A principios de este año se difundió en varios idiomas un artículo de David Cameron glorificando al bardo, orgullo de su patria y de la humanidad. Recientemente Arturo Pérez-Reverte elogiaba la actitud del primer ministro británico a la vez que atacaba, con su estilo, a Mariano Rajoy y su rutilante analfabetismo funcional. Sin embargo, Pérez-Reverte no se detiene en un factor que considero fundamental: en la apropiación de la obra artística que significa de hecho el discurso de Cameron. Ahí donde está el poder, no debería estar jamás el arte, justamente porque esa intrínseca libertad de la que hablaba antes es la más magnífica e innegable cualidad de los clásicos.
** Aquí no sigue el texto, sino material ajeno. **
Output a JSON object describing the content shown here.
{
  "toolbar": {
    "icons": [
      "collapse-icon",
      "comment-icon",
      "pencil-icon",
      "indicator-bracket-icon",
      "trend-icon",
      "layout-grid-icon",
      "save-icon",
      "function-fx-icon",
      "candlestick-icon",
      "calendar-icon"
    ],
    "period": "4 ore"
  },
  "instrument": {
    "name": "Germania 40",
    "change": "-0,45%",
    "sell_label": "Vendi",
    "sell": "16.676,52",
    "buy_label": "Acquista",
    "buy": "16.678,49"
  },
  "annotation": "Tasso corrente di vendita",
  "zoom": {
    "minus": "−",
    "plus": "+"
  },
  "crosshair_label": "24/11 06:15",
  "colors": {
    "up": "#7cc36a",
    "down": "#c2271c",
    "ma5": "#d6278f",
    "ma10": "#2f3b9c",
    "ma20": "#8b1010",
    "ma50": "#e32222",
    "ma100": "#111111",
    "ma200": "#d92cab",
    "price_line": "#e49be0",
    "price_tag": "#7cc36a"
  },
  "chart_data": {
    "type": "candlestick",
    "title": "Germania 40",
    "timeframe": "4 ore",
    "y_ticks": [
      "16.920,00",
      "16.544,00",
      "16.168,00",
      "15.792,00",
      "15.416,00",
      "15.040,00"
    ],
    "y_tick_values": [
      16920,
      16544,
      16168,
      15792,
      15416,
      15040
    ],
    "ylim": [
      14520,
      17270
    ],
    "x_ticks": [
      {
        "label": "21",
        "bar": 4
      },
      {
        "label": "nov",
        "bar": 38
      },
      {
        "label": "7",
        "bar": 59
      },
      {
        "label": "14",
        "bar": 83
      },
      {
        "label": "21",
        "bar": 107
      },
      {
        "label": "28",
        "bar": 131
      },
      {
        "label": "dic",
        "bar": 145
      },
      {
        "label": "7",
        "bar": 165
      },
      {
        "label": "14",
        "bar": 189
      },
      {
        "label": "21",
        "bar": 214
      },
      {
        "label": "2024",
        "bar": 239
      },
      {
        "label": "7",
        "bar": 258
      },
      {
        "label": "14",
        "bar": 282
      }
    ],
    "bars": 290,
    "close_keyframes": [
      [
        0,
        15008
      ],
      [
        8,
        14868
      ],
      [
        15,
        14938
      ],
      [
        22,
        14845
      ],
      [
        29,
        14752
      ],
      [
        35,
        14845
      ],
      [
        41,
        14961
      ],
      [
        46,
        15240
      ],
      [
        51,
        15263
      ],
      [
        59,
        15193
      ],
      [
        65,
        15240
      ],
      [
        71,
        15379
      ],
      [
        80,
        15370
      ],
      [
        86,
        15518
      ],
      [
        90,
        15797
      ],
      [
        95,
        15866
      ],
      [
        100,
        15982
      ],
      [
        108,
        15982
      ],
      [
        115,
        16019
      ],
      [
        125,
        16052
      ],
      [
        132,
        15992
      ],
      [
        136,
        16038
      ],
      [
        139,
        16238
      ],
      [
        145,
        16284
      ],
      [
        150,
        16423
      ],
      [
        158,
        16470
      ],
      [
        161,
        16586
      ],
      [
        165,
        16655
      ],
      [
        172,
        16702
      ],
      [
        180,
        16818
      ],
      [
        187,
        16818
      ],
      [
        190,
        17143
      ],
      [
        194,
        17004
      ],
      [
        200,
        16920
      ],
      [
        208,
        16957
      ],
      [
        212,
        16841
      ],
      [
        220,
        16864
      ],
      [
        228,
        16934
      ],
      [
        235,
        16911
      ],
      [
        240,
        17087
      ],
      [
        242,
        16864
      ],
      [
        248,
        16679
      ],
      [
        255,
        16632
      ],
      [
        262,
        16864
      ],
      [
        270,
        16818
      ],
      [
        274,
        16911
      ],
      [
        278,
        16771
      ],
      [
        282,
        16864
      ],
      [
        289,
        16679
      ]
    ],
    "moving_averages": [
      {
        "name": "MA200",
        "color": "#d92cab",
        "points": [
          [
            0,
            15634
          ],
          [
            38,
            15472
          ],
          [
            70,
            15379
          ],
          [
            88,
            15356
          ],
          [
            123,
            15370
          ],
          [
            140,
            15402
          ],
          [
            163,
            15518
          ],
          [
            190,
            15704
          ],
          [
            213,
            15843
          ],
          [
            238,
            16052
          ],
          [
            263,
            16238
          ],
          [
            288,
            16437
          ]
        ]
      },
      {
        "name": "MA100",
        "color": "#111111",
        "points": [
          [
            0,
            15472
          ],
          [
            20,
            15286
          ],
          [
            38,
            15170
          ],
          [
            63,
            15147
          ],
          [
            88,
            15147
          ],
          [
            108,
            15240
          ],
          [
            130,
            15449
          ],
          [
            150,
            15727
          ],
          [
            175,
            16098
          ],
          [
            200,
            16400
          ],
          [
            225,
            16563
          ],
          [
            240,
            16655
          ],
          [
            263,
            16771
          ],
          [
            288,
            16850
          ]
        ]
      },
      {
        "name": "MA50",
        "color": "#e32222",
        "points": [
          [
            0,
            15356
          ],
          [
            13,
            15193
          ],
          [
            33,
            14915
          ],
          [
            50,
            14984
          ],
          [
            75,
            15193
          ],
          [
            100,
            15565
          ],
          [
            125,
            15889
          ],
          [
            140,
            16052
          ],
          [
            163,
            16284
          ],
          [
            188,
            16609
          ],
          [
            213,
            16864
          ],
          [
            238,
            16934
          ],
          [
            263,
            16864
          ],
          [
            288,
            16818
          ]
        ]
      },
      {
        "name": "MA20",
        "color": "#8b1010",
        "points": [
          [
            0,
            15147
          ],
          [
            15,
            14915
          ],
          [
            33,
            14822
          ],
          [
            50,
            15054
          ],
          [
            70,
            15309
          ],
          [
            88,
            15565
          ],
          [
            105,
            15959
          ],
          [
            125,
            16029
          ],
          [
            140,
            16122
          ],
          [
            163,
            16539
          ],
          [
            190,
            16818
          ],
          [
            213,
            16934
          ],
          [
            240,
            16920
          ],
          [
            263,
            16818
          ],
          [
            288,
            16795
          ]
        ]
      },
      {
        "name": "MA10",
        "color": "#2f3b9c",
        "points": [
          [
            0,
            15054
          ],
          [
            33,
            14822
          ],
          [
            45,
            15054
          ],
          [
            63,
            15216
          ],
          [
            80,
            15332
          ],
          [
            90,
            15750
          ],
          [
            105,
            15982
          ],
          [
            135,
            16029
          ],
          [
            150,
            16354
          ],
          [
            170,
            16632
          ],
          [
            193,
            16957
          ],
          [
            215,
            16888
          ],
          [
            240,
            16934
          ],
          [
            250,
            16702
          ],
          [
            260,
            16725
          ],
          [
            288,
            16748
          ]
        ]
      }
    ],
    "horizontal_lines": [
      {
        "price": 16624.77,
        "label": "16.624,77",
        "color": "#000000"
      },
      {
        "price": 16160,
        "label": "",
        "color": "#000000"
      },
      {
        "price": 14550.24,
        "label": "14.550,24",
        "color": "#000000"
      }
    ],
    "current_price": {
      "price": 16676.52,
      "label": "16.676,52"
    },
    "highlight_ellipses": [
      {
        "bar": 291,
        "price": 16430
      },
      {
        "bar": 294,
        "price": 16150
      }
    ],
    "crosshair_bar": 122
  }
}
Prácticamente todos los gobiernos españoles e ingleses intentaron, respectivamente, apropiarse de la figura de Don Quijote o de Enrique V, o imitaron (a veces hasta la inmotivada parodia) discursos de Julio César o Antonio, pero la fuerza de los clásicos no depende de esos evanescentes usos, de eslóganes y frases hechas. Ha dependido siempre y únicamente de los lectores comunes, de nosotros. No leerlos, no interpretarlos, no juzgarlos, no criticarlos, no dejarnos vivir por sus aventuras o conmover por sus palabras, no sentir con ellos, con esos personajes que (no podemos cansarnos de decirlo) son ahora más reales que las personas que los crearon, es dejar que otros los lean por nosotros, los interpreten por nosotros, los hagan suyos. Es perderlos.

Hacia el final de La tempestad, Próspero exclama “I’ll drown my book”. No ahoguemos los libros; ahoguemos, por un momento, el mundo, abandonémoslo y volvamos a leer, con ojos inocentes, lo más alejados de agendas y modas que podamos, a Shakespeare y a Cervantes. Como Alonso Quijano, sólo correremos un riesgo: no querer volver.